On a picturesque Wednesday afternoon, sunny and 85 degrees on the shores of Bde Maka Ska in Minneapolis, Ivana Thiesson held 16-month-old Maxwell Boxall in her arms.
"I missed you," she told the toddler. "You've grown since I've seen you last."
It had been only about a month, which can feel like a long time in the extended yet close-knit Minnesota United family. The chance meeting of the families at the playground along East Calhoun Parkway was a happy coincidence, even if dads Michael Boxall and Jerome Thiesson, both starting defenders for the Loons, had just seen each other about three hours before at practice.
The Thiessons are parents to 9½-month-old son Jago, while Michael and his girlfriend, Libby Matthews, have daughter Maxwell. While Jago still needed his dad's help to teeter around in his black-and-white striped onesie, Maxwell often left her parents trailing after her and her bright yellow outfit, making friends with everyone from other kids on the playground to a passing dog to two women lounging in strung-up hammocks.
While many of United's players with kids share similarities with new parent athletes in other pro sports, some face the extra challenge of raising them in a foreign country, far from their family support systems.
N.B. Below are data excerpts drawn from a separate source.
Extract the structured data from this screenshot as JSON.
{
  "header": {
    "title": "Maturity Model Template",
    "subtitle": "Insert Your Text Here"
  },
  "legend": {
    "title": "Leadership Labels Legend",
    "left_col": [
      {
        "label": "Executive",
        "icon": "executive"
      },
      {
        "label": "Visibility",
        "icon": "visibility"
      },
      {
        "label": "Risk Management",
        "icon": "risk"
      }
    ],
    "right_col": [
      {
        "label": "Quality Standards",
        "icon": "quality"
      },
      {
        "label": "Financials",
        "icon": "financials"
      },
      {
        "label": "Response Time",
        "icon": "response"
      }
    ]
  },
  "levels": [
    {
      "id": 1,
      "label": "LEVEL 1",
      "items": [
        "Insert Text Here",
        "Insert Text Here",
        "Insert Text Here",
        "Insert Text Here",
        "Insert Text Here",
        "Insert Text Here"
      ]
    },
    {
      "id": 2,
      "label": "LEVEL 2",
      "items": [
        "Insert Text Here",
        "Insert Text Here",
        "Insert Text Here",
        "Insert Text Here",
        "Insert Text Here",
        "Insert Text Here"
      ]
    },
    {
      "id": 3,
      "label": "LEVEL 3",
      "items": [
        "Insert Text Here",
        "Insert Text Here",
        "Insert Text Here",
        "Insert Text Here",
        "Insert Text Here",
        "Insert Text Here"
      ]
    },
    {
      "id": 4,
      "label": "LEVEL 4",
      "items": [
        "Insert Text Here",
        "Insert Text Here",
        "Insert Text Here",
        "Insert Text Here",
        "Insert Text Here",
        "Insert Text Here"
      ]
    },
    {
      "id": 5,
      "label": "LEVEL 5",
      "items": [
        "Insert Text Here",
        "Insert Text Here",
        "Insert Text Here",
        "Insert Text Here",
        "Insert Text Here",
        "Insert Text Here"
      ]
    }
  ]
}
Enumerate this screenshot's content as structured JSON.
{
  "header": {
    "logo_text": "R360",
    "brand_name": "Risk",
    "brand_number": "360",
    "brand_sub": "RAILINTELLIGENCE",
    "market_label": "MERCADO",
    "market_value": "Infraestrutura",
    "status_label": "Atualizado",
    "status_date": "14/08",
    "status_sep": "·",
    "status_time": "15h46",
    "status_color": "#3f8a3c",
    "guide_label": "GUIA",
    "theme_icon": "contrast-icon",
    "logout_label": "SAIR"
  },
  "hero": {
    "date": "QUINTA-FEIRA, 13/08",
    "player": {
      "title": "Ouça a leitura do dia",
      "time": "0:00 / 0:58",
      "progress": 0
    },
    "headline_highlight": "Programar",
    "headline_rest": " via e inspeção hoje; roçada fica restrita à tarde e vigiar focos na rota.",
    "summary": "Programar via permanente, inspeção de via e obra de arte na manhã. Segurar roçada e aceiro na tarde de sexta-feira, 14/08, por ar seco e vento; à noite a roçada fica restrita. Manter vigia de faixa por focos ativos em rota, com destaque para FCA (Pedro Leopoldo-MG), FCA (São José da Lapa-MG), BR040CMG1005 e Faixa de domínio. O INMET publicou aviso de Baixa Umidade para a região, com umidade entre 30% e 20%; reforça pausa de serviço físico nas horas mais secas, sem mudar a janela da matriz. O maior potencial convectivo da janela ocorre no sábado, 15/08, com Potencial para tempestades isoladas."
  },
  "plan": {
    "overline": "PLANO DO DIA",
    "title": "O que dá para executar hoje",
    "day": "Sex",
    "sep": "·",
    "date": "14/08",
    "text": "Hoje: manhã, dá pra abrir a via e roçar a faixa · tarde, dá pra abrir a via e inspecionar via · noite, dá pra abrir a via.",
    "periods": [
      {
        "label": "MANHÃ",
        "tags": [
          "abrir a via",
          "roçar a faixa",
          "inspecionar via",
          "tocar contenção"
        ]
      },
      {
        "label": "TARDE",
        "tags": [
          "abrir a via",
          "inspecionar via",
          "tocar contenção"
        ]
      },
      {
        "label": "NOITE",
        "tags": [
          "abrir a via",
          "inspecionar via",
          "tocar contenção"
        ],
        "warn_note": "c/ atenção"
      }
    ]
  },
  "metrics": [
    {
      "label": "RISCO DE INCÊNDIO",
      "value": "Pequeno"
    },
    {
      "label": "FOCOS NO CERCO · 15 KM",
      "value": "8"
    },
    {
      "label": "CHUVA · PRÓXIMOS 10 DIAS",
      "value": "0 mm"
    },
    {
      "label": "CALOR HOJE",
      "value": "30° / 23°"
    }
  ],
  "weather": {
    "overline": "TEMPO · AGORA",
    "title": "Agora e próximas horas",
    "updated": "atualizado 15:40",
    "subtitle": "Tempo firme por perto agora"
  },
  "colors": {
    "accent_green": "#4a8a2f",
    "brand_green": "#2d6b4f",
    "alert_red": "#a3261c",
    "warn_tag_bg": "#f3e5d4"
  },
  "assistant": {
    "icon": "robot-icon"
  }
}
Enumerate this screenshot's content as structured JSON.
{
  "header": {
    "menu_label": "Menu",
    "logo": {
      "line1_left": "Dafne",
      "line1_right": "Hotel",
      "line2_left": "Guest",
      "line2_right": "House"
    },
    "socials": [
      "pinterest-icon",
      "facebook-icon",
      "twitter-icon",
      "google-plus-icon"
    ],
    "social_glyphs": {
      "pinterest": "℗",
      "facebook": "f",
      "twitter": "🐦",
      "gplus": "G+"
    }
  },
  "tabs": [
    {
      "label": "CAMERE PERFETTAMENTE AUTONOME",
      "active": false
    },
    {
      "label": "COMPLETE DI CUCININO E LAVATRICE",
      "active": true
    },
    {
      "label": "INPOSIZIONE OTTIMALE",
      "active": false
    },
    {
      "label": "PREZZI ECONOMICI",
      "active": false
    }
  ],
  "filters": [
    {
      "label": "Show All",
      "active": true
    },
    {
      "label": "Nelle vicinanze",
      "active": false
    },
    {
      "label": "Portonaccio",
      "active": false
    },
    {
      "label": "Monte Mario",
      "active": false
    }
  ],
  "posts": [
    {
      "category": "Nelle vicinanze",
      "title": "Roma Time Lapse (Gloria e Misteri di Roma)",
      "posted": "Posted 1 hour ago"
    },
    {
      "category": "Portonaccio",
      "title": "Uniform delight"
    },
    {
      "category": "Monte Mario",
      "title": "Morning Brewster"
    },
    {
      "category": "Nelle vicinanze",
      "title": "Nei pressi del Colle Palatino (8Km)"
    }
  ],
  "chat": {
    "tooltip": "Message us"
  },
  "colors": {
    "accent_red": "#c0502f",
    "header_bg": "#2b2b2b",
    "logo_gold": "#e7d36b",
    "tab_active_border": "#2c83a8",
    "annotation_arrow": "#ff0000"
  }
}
Making it work means drawing on team-provided support, the teammate bond their isolation fosters and even the occasional babysitter who is better equipped to make saves than change a diaper.
Matthews and Boxall are both from New Zealand. When Matthews was 7½ months pregnant, she moved to South Africa, where Boxall was playing at the time. They moved to Minnesota last summer when their daughter was 8 months old.
Jerome Thiesson joined the team in March 2017 from his native Switzerland. Ivana Thiesson followed him about a month later; she was 6 months pregnant.